It’s safe to say that point and click adventure games are - and mostly have been - something of a rarity on console, let alone the PlayStation 4. Discounting remasters, only eight point and click adventure titles have been released on the the console (according to Wikipedia, anyway), varying from the high of Broken Age to the low of Goosebumps: The Game. Yes, that actually exists.
So one-man developer COWCAT has found a gap in the market for Demetrios - The BIG Cynical Adventure to fit in. Focusing mostly on humour and its titular cynicism, it tells the story of Bjorn Thonen, an antiques dealer in Paris who was robbed in the night after receiving a warning via a mysterious phone call. God knows that everyone needs a laugh from time to time as games get grittier and grittier, but is Demetrios good enough to tickle both our funnybones and our fancies?
Despite its valiant attempts at witty humour, the jokes in Demetrios are largely hit and miss. Occasionally there are some excellent punchlines that put a smile on your face, but for the most part there’s a lot of straw-clutching. Each screen of the game is full of items that Bjorn comments on upon clicking them, but these comments largely hit the same beats.

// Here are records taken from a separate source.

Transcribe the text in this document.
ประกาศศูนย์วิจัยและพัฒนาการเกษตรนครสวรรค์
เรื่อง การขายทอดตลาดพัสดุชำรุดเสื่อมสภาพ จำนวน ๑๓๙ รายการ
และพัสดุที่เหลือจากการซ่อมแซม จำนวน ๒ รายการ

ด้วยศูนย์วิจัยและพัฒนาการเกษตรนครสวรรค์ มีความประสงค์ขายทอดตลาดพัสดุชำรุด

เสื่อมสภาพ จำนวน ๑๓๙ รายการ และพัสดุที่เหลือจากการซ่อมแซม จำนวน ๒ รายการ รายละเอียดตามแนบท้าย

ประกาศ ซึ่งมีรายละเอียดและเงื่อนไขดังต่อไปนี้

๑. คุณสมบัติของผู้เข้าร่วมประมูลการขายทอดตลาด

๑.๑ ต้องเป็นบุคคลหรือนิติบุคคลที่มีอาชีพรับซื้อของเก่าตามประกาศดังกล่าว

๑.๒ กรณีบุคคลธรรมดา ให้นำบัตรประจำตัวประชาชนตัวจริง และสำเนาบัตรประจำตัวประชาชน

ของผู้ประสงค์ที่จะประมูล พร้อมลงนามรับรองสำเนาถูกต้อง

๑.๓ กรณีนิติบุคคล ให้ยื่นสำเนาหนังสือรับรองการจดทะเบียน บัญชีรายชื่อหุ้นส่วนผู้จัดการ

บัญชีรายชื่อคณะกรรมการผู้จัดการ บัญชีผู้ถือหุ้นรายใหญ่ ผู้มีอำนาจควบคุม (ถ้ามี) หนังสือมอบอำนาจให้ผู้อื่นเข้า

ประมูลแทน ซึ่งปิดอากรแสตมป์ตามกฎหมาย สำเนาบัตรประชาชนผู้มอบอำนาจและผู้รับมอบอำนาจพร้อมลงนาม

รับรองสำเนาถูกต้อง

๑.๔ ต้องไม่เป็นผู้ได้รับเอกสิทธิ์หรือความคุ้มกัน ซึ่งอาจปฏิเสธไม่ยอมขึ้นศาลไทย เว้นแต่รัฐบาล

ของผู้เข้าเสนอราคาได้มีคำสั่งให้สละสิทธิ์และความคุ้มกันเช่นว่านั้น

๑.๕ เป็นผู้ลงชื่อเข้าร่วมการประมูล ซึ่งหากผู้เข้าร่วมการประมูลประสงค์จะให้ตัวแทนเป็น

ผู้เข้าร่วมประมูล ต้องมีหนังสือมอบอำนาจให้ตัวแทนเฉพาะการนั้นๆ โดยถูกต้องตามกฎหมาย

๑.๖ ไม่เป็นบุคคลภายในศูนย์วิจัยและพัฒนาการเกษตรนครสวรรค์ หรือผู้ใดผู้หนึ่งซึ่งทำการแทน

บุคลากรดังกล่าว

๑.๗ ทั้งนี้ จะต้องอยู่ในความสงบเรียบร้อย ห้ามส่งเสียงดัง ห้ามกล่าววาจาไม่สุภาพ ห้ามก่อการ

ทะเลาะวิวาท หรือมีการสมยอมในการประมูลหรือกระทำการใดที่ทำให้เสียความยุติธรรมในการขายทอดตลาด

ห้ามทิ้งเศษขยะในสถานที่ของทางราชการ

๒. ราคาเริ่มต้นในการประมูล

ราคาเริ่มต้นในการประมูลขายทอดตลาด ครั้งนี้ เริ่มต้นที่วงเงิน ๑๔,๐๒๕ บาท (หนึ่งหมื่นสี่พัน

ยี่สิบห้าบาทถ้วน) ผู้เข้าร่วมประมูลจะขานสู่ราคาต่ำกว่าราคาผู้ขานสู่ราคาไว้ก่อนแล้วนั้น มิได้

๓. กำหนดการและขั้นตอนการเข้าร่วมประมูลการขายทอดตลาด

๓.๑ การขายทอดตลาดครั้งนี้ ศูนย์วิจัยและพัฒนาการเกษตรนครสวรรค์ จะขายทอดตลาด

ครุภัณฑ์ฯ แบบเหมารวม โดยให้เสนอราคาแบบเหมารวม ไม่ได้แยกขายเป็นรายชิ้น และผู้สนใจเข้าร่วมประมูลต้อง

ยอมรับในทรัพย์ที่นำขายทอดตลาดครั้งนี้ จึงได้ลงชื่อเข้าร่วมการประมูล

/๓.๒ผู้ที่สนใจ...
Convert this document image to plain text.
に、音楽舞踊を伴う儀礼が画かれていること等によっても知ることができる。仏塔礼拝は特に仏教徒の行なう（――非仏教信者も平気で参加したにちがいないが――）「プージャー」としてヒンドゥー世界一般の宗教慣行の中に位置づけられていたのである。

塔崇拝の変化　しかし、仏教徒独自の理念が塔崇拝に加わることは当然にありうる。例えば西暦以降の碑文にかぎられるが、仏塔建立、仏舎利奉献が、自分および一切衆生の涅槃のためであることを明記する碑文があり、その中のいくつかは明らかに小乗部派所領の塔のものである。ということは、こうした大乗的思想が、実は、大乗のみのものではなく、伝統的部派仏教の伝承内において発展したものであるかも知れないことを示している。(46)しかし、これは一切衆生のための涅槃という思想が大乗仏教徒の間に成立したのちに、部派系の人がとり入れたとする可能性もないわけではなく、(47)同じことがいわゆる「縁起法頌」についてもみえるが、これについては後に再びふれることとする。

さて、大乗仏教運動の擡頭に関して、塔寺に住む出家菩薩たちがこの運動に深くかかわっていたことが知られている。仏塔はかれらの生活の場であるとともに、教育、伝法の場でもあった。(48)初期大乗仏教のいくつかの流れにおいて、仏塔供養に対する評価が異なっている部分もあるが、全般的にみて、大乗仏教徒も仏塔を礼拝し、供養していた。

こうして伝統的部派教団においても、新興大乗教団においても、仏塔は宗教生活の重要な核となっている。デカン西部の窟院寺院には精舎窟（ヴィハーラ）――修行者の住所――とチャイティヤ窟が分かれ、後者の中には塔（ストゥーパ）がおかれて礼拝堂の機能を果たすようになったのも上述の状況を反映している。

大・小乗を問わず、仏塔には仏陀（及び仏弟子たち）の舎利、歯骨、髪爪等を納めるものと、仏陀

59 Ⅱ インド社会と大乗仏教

The main joke seems to be that Bjorn is a lazy slob, and even with the (thankfully provided) toilet humour slider in the gameplay options off, the game’s humour is mostly based around things that you’ve most likely heard before. Sometimes - especially in a portion of the game that takes place abroad - there seem to be some outright offensive attempts at humour that leave a sour taste. To try and make an entire, ten-hour long game consistently funny is admirable, but it really hasn’t worked in Demetrios’ case.
Characters are essential for a compelling point and click game, too, but again COWCAT falls short on this front. Bjorn is a genuinely unlikable deadbeat who you can’t root for, his neighbour Sophia is a dumb blonde stereotype, her daughter Caroline is simply plain evil, and for some reason most of side characters in the game want to either kill you or lock you up for the slightest wrong move. There are quite a few awkward Afro-Carribean stereotypes thrown in too, exaggerated speech and all.
This hurts the gameplay experience even more, as Demetrios is an incredibly text-heavy title. With no voice actors - instead, catchy and peppy music plays and changes depending on your location - you’ll be mashing X plenty of times when playing. It does often become a slog thanks to the questionable humour and oftentimes oddly-paced plot, plus the fact that Bjorn has frequent conversations and likes to comment on virtually everything around him.
While the walls of text certainly aren’t pretty to look at, Demetrios’ graphics certainly are. The art style is vibrant and just cartoony enough to be charming, but it’s also semi-surreal in a way. Though the characters are often weirdly shaped and constructed, the offbeat nature of the game works well with it.
Despite the title's quirky nature overall, the gameplay is very conventional for a point and click release. Mostly you’ll be clicking all over each area in search of items to help you, trading them for favours with the game’s characters. The puzzles are both fun and difficult, offering just the right amount of challenge to boggle your mind. If you ever get stuck, you can eat cookies to give you hints, which is a good system that prevents frustration. Three of said cookies are hidden in each location of the game, but they’re often so well hidden that you’ll be checking every pixel for one, which does get a bit tedious.
Demetrios is a valiant effort from one-man developer COWCAT at reviving the witty point and click adventure game, but ultimately its selling point - the humour - is its downfall. The gameplay is fun and puzzling, the graphics are quirky, and occasionally the dialogue does get a giggle, but the characters are too unlikable and the jokes too obnoxious to make all ten hours (a good amount for a game of this genre) enjoyable.